I was building an Arch Linux and not sure what Desktop Environment to choose, so having some time to spare, gave it a little read about Xorg and Wayland architectures, and surprise: Xorg has no isolation between windows.
Which is by design, e.g. Windows has exactly the same thing.
This means any window in Xorg could be a keylogger, and could spy for passwords or other sensitive data typed in any other window.
Um, nope.
Only applications
that you are running could potentially snoop on other apps that are running on the same display under your UID. Which is completely fine - if you are running the code under your user account, then the fact it could spy on some other window is the least of your problems. By that time it could have easily copied or deleted all your data.
Other applications, running under different user IDs are unable to access your display (whether to snoop the keyboard or display stuff on your screen). Not even applications running as the superuser (root) can snoop on your display using this mechanism without some help (of course, they could do other things).
This is ensured by multiple mechanisms, the most common are the xhost access control (you can allow someone else to access your display) and by the MIT-MAGIC-COOKIE mechanism:
https://stackoverflow.com/questions/37157097/how-does-x11-authorization-works-mit-magic-cookieThe cookies are stored in the .Xauthority file in your home directory and protected by regular file permissions. If the application doesn't present the correct cookie (and if it is an app of some other user, it can't access it), the X server will refuse the connection.
Any Linux distro running Xorg is vulnerable to such a trojan, and Xorg is the most widespreaded window server (i.e. Ubuntu comes with Xorg by default).

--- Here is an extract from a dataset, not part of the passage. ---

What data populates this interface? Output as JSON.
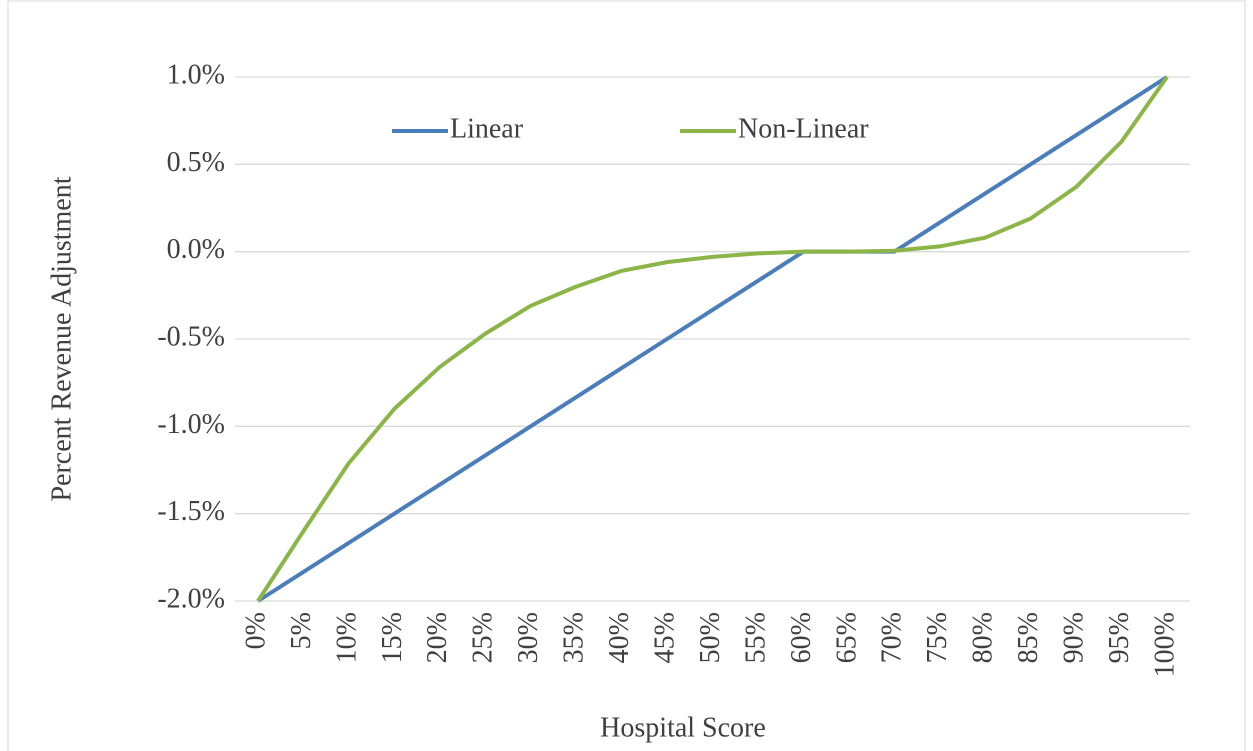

I don't get it, why the X server was designed like that, and how that nobody complains about such a vulnerability?
Because it is
not a vulnerability - the only windows that are "vulnerable" are those that are running under the same UID as the hypothetical malware, otherwise the malware wouldn't be able to obtain the necessary cookie and connect to the server. I.e. you would have to run the malware yourself.
Furthermore, that mechanism is essential for things like input methods, injecting keystrokes into apps for testing, etc.

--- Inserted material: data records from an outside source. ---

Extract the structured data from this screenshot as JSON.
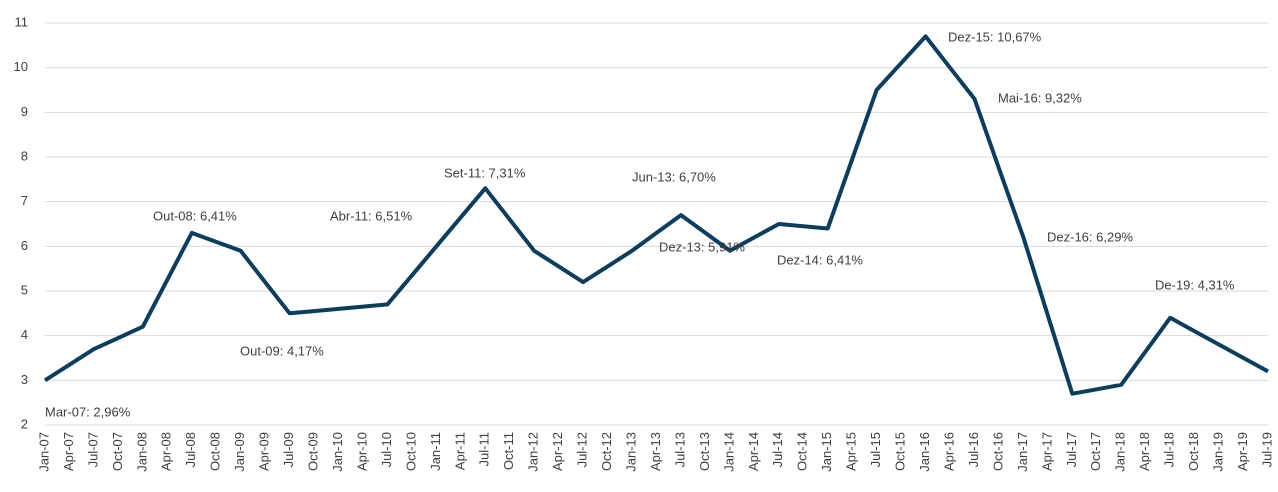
{
  "chart_data": {
    "type": "line",
    "categories": [
      "Jan-07",
      "Apr-07",
      "Jul-07",
      "Oct-07",
      "Jan-08",
      "Apr-08",
      "Jul-08",
      "Oct-08",
      "Jan-09",
      "Apr-09",
      "Jul-09",
      "Oct-09",
      "Jan-10",
      "Apr-10",
      "Jul-10",
      "Oct-10",
      "Jan-11",
      "Apr-11",
      "Jul-11",
      "Oct-11",
      "Jan-12",
      "Apr-12",
      "Jul-12",
      "Oct-12",
      "Jan-13",
      "Apr-13",
      "Jul-13",
      "Oct-13",
      "Jan-14",
      "Apr-14",
      "Jul-14",
      "Oct-14",
      "Jan-15",
      "Apr-15",
      "Jul-15",
      "Oct-15",
      "Jan-16",
      "Apr-16",
      "Jul-16",
      "Oct-16",
      "Jan-17",
      "Apr-17",
      "Jul-17",
      "Oct-17",
      "Jan-18",
      "Apr-18",
      "Jul-18",
      "Oct-18",
      "Jan-19",
      "Apr-19",
      "Jul-19"
    ],
    "values": [
      3.0,
      3.35,
      3.7,
      3.95,
      4.2,
      5.25,
      6.3,
      6.1,
      5.9,
      5.2,
      4.5,
      4.55,
      4.6,
      4.65,
      4.7,
      5.35,
      6.0,
      6.65,
      7.3,
      6.6,
      5.9,
      5.55,
      5.2,
      5.55,
      5.9,
      6.3,
      6.7,
      6.3,
      5.9,
      6.2,
      6.5,
      6.45,
      6.4,
      7.95,
      9.5,
      10.1,
      10.7,
      10.0,
      9.3,
      7.75,
      6.2,
      4.45,
      2.7,
      2.8,
      2.9,
      3.65,
      4.4,
      4.1,
      3.8,
      3.5,
      3.2
    ],
    "color": "#0b3d5e",
    "ylim": [
      2,
      11
    ],
    "yticks": [
      2,
      3,
      4,
      5,
      6,
      7,
      8,
      9,
      10,
      11
    ],
    "grid": true,
    "annotations": [
      "Mar-07: 2,96%",
      "Out-08: 6,41%",
      "Out-09: 4,17%",
      "Abr-11: 6,51%",
      "Set-11: 7,31%",
      "Jun-13: 6,70%",
      "Dez-13: 5,91%",
      "Dez-14: 6,41%",
      "Dez-15: 10,67%",
      "Mai-16: 9,32%",
      "Dez-16: 6,29%",
      "De-19: 4,31%"
    ]
  }
}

Long time ago (and I mean like 25-30 years) when X terminals were still in use and Unix (not Linux) workstations were common, the X servers often shipped widely open, with access control disabled (equivalent to setting "xhost +"). At the time something like malware or spyware was not a threat and these things were used on trusted networks - like companies or university labs, so some heavy security wasn't needed even though the facilities did exist from pretty early on (university students can be very resourceful). On such machines this "attack" was possible - in fact, a common joke was to harass the hapless colleagues by displaying e.g. xeyes on their on screen remotely or messing with their windows. People have learned to put "xhost -" in their login scripts pretty quickly.
Linux distros didn't ship unsecured/open by default X server since at least 20 years ago, possibly longer - I remember the instructions on how to secure XFree86 if you are running it back from the days of Slackware on 20 floppies and never had to do it afterwards.
If someone uses this as an argument for Wayland, they really have no idea what they are talking about. Wayland certainly has benefits - but this isn't the one.